The set-up is that the wizard’s patron asks to retrieve a weapon called The Balance Blade from The Tomb of the Last Colossus, the resting place of the last of a race of cosmic colossi. The scenario is even more linear than ‘The 13th Skull’ and it only works as a convention scenario, as the last two encounters in the scenario are designed to trigger inter-party conflict. The penultimate scene is one which will be viewed differently depending upon the Alignment of the Player Characters. Lawful Player Characters will see a lonely woman sitting on a bed, Neutral Player Characters will see a lonely woman sitting on a bed with a child, and Chaotic Player Characters will see a succubus sitting on a bed with a strange spider-like creature—and none of this will change. The illusion will be maintained until the woman/woman and child/succubus and strange spider-like creature are dead. So, if a Chaotic Player Character attacks the succubus and strange spider-like creature, the Neutral Player Character will see the Chaotic Player Character attacking a woman and child, and the Lawful Player Character will see the Chaotic Player Character (and possibly the Neutral Player Character as well) attacking the woman, but will never, ever see the child. It is a challenging scene to run, one that really is designed to mess around with the perceptions of the characters and their players.

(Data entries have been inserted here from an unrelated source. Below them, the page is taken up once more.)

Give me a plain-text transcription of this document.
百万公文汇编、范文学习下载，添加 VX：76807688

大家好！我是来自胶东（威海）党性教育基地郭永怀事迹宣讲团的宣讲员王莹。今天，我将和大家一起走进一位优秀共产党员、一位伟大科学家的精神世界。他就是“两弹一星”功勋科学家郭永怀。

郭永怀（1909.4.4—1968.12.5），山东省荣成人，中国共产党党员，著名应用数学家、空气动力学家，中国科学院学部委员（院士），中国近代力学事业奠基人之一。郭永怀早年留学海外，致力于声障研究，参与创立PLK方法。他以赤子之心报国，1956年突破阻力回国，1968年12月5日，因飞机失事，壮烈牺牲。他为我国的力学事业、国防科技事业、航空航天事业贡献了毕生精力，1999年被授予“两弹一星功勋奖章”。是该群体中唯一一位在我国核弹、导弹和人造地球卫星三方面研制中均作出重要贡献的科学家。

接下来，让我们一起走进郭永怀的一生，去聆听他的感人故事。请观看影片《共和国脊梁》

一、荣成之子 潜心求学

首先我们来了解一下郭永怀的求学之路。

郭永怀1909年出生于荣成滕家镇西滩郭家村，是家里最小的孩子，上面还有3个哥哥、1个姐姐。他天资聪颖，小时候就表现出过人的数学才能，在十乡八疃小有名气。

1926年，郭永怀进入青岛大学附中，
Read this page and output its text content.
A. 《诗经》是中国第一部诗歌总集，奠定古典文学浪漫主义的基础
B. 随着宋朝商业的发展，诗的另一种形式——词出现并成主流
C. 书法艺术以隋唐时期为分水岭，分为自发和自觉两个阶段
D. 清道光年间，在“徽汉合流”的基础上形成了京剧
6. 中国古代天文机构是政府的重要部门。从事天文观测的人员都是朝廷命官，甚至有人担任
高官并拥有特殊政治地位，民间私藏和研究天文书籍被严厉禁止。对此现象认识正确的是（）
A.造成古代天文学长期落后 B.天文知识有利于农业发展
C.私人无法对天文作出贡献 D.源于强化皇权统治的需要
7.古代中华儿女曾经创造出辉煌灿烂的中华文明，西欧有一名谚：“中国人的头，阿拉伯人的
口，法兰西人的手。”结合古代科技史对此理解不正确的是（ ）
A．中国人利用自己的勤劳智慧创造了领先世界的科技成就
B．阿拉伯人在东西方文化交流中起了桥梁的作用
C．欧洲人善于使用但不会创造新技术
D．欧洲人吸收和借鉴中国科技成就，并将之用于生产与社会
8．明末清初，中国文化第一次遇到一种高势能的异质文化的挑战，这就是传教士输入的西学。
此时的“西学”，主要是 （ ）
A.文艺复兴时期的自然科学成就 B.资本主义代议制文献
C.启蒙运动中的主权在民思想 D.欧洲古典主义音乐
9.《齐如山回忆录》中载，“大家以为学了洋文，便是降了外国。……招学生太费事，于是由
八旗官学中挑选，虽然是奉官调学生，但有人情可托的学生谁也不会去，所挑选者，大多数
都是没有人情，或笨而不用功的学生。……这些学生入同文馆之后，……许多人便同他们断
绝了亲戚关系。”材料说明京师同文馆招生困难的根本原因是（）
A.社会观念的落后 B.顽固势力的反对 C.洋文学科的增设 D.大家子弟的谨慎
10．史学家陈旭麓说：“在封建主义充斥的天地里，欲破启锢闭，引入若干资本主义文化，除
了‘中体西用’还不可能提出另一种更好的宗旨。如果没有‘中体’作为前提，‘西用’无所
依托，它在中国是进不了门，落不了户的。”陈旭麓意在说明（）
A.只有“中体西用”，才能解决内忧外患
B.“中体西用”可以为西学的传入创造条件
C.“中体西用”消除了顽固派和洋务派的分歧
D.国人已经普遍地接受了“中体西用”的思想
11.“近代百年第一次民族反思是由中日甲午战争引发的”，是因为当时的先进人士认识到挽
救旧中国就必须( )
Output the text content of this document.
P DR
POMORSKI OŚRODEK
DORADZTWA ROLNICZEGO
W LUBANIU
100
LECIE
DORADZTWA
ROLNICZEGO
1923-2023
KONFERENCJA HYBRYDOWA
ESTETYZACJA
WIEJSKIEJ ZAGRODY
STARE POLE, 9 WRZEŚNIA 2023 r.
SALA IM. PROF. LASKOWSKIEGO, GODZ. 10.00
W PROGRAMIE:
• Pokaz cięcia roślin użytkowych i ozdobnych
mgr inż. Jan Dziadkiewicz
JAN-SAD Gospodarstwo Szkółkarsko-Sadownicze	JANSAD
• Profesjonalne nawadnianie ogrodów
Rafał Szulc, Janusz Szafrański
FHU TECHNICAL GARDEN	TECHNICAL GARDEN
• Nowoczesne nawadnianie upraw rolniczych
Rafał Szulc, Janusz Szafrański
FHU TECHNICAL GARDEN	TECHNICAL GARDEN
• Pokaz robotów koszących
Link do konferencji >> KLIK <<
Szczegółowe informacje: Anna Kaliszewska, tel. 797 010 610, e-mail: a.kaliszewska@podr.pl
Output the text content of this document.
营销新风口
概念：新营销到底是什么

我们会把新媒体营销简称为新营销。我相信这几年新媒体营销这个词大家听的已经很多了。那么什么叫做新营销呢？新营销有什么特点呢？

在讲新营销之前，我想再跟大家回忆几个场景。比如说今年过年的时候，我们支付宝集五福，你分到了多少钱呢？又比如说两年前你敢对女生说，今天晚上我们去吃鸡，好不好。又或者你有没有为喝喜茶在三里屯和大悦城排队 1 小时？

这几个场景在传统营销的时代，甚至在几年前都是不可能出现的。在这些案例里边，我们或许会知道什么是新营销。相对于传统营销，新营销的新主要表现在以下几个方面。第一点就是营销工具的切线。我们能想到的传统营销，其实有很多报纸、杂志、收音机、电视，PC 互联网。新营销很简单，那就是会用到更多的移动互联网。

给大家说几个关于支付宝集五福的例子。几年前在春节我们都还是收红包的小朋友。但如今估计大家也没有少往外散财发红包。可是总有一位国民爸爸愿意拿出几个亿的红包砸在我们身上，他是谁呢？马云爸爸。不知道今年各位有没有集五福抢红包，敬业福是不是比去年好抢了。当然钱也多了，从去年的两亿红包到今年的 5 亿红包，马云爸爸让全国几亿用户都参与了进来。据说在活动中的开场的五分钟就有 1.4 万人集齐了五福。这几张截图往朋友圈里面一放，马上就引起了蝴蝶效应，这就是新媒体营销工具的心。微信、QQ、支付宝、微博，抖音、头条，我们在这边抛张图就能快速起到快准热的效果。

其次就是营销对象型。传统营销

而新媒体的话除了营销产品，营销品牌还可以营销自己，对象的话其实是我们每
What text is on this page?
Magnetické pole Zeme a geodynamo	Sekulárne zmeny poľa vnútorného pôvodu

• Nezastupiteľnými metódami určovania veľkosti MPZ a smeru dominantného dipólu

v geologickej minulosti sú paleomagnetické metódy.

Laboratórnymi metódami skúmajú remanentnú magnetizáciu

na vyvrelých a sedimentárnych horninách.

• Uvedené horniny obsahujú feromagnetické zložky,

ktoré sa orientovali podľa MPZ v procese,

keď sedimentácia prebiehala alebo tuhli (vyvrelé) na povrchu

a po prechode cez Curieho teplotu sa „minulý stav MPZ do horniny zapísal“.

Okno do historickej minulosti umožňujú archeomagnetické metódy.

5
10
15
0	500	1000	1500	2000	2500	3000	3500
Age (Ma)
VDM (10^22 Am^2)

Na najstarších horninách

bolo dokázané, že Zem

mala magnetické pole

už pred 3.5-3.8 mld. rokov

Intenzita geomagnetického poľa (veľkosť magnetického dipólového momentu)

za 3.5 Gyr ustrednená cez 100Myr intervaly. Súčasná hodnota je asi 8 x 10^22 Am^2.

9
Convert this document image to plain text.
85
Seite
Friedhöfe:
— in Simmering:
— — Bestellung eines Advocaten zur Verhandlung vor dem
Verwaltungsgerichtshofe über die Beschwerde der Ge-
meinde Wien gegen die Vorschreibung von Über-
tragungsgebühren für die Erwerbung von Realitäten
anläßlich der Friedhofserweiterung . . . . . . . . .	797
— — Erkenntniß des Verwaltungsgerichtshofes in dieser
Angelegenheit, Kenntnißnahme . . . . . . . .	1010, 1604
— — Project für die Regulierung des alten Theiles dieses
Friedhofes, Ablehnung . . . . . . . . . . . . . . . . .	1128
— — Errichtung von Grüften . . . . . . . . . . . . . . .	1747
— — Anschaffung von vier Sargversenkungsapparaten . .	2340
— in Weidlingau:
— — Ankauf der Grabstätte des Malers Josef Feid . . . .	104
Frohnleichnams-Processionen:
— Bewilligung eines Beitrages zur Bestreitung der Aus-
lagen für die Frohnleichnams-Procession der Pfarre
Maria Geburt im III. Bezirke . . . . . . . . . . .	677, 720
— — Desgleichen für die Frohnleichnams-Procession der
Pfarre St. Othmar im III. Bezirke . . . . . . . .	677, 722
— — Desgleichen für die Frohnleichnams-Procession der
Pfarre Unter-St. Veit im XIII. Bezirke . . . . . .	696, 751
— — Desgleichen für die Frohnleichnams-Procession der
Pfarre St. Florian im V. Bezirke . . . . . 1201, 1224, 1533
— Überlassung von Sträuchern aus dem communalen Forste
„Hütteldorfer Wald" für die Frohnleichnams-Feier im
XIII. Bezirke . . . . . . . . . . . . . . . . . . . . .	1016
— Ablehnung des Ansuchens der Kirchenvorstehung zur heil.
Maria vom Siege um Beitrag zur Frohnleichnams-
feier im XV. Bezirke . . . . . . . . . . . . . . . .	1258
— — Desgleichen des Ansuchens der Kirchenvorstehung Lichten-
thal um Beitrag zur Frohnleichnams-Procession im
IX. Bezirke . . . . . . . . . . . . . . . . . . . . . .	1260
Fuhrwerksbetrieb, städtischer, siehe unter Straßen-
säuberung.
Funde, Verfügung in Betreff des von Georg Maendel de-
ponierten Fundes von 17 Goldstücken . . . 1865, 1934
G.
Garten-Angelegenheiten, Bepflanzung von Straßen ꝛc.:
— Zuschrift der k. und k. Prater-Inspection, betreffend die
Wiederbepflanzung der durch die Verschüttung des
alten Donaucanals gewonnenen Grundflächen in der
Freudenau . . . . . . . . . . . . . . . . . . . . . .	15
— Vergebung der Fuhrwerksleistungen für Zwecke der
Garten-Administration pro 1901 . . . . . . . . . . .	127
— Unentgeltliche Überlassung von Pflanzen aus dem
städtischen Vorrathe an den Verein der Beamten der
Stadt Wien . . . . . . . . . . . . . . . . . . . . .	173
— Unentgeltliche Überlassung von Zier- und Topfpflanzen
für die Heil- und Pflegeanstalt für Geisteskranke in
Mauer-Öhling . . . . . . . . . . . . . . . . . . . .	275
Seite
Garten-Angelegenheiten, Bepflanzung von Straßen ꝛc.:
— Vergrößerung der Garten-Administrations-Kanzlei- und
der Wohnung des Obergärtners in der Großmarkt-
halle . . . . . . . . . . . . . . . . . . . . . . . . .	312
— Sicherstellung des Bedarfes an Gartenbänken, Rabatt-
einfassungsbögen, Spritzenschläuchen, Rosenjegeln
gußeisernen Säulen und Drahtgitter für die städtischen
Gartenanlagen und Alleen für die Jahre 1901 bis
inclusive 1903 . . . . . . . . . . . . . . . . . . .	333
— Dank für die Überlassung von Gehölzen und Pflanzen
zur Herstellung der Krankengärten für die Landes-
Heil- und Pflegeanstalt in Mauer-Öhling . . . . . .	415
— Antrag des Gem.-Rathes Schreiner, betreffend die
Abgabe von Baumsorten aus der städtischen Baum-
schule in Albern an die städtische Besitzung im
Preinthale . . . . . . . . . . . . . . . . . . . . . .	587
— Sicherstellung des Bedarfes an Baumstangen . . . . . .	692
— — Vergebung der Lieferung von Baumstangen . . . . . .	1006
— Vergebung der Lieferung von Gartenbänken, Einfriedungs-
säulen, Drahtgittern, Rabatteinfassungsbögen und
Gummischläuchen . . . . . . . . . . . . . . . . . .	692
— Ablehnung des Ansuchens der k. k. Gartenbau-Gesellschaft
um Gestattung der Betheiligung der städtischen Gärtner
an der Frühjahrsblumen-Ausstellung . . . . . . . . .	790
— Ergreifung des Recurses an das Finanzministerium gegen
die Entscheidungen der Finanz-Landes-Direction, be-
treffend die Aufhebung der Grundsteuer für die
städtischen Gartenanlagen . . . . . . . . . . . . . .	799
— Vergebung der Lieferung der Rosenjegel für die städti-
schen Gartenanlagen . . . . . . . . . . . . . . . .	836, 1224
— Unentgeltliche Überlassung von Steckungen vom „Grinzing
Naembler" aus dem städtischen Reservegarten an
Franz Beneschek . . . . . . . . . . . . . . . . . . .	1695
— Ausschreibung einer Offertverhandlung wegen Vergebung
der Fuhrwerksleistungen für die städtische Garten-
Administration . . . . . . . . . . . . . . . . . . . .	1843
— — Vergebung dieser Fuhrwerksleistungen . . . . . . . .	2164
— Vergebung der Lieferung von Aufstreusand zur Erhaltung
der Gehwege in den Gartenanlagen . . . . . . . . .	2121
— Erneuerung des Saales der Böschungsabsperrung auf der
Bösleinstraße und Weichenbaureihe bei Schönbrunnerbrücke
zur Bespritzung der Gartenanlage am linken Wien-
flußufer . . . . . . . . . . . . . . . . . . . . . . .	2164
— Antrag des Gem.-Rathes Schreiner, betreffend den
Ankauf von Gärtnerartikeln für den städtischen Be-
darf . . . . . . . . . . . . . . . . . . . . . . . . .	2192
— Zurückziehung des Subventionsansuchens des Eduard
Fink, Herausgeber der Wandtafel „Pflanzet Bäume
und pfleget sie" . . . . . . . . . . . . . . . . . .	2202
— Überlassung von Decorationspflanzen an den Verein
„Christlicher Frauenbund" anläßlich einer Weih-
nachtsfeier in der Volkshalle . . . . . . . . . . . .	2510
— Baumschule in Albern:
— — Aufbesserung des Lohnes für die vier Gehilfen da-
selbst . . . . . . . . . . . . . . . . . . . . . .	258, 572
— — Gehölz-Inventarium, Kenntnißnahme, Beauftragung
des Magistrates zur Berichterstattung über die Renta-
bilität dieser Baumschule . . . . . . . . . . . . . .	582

The last scene and thus the scenario ends with betrayal upon the part of the Wizard’s patron and then upon the part of the Wizard as he turns on the other Player Characters. The Wizard and his player have no choice in this and the scenario will end in the Wizard’s death no matter what his player decides to do. His player may well have some fun with his Wizard battling his fellow Player Characters, wielding the powerful blade of the title and the extra power granted to him by his patron, a la Elric and Stormbringer. For the other players and their characters, it is a distinctly underwhelming climax and an underwhelming scenario as a whole. As with the first scenario, there are some remarks about the playtest results and they are probably more interesting then the scenario itself.
The third and final entry in The 13th Skull is not another scenario, but an article vaguely connected to the eponymous scenario. ‘Seven Strange Skulls’ describes seven weird and magical skulls, two of them with their tables that use the thirty-sided die beloved of Dungeon Crawl Classics. The Crystal Skull of the Alien Juggernaut is the skull of a gigantic creature from another world that gives off a glow and a bonus to spellcasting, but has a chance of exploding when it gives this bonus. Grandmother’s Skull is the skull of a matrilineal ancestor which grants various spell effects to the wearer if sacrifices are made to it in the household shrine it also requires. Of course, the spirit in the skull will have demands of her own which a player and his character will find out if the former rolls a one! The Living Skull of the Emerald Enchanter is a weirdly legged skull with a nasty poisonous bite created in conjunction with the Emerald Enchanter, so would be an entertaining callback for any Judge who has run and player who has roleplayed Dungeon Crawl Classics #69: The Emerald Enchanter. Overall, these skulls are entertaining and fun to add to any game.